By chance, the walk down to the Van Ness MUNI Station afterwards took us right past City Hall. A group of Sherriff’s deputies came swaggering out, brimming with the confidence of authority and the lethal firepower attached to their belts. Plus ca change indeed.

Rights vs traditional values

Over at Still Truckin’, Ari’s posted about the effect of the same-sex marriage debate in the United States. While I’m not totally in agreement that a scaring the conservatives is a huge success (it’s not that hard for a start :) it has illuminated a huge divide within the United States, and perhaps within our own community.
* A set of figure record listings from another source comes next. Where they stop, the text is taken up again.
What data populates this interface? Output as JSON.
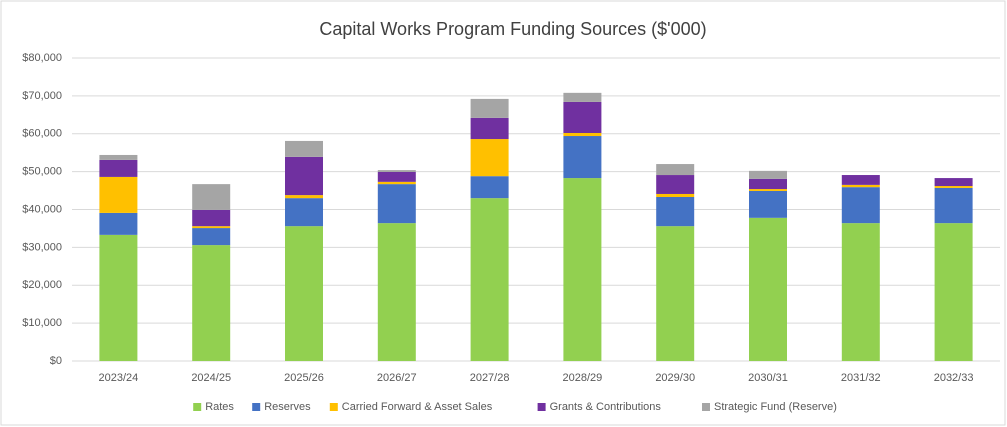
{
  "chart_data": {
    "type": "bar",
    "stacked": true,
    "title": "Capital Works Program Funding Sources ($'000)",
    "categories": [
      "2023/24",
      "2024/25",
      "2025/26",
      "2026/27",
      "2027/28",
      "2028/29",
      "2029/30",
      "2030/31",
      "2031/32",
      "2032/33"
    ],
    "series": [
      {
        "name": "Rates",
        "color": "#92d050",
        "values": [
          33300,
          30600,
          35600,
          36400,
          43000,
          48300,
          35600,
          37800,
          36400,
          36400
        ]
      },
      {
        "name": "Reserves",
        "color": "#4472c4",
        "values": [
          5800,
          4500,
          7400,
          10300,
          5800,
          11100,
          7700,
          7100,
          9500,
          9300
        ]
      },
      {
        "name": "Carried Forward & Asset Sales",
        "color": "#ffc000",
        "values": [
          9500,
          500,
          800,
          600,
          9800,
          800,
          800,
          500,
          600,
          500
        ]
      },
      {
        "name": "Grants & Contributions",
        "color": "#7030a0",
        "values": [
          4500,
          4300,
          10100,
          2600,
          5600,
          8200,
          5000,
          2700,
          2600,
          2100
        ]
      },
      {
        "name": "Strategic Fund (Reserve)",
        "color": "#a5a5a5",
        "values": [
          1300,
          6800,
          4200,
          500,
          5000,
          2400,
          2900,
          2100,
          0,
          0
        ]
      }
    ],
    "ylim": [
      0,
      80000
    ],
    "yticks": [
      {
        "value": 0,
        "label": "$0"
      },
      {
        "value": 10000,
        "label": "$10,000"
      },
      {
        "value": 20000,
        "label": "$20,000"
      },
      {
        "value": 30000,
        "label": "$30,000"
      },
      {
        "value": 40000,
        "label": "$40,000"
      },
      {
        "value": 50000,
        "label": "$50,000"
      },
      {
        "value": 60000,
        "label": "$60,000"
      },
      {
        "value": 70000,
        "label": "$70,000"
      },
      {
        "value": 80000,
        "label": "$80,000"
      }
    ],
    "grid": true,
    "legend": "bottom"
  }
}
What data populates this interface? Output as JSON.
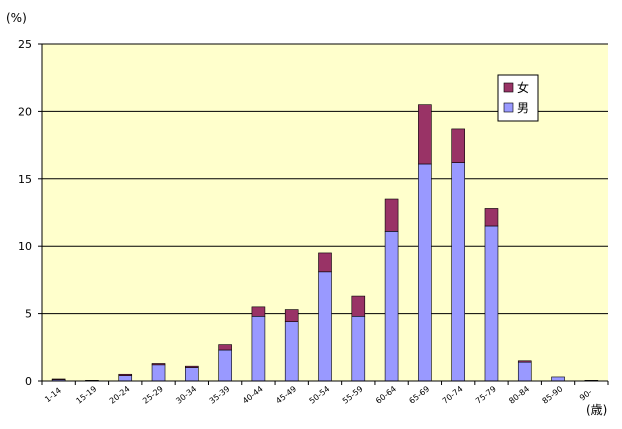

Some of the academic analysis has looked at the tension between the “rights” frame and the “traditional values” frame which occurs in the debate. On the one hand we have GLBT communities arguing for equal rights, on the other some conservative Christian communities trying to protect the traditional values of their faith and the wider society. In much of the world the “rights” frame reigns supreme, but in the US they seem to have found the tipping point, and the rights arguments that win elsewhere fail in the face of moral and social conservatism and the defence of the family.

In New Zealand we see the same divide: Civil Unions, Prostitution Law Reform (rights of the sex workers to safety vs traditional values of sex-within-marriage), section 59 (rights of the child vs traditional values of child rearing and families). With section 59 are we coming toward the tipping point; where the traditional values of some will outweigh the arguments for the rights of children?

And if we are shifting the balance in those newer rights spaces, will we see it shift in existing issues?

In particular National’s plans for education raise that flag for me – increasing funding for independent schools but capping spending? It sounds like it’ll decrease equity of access to quality education for all students (so a step backwards for children’s rights) to afford an increase in funding for schools specialising in traditional morals teaching.

So, will we follow the US and let a conservative groups arguing for traditional values start to eat away the rights gains? Or will we stay true to NZ’s progressive history of advancing our citizen’s rights?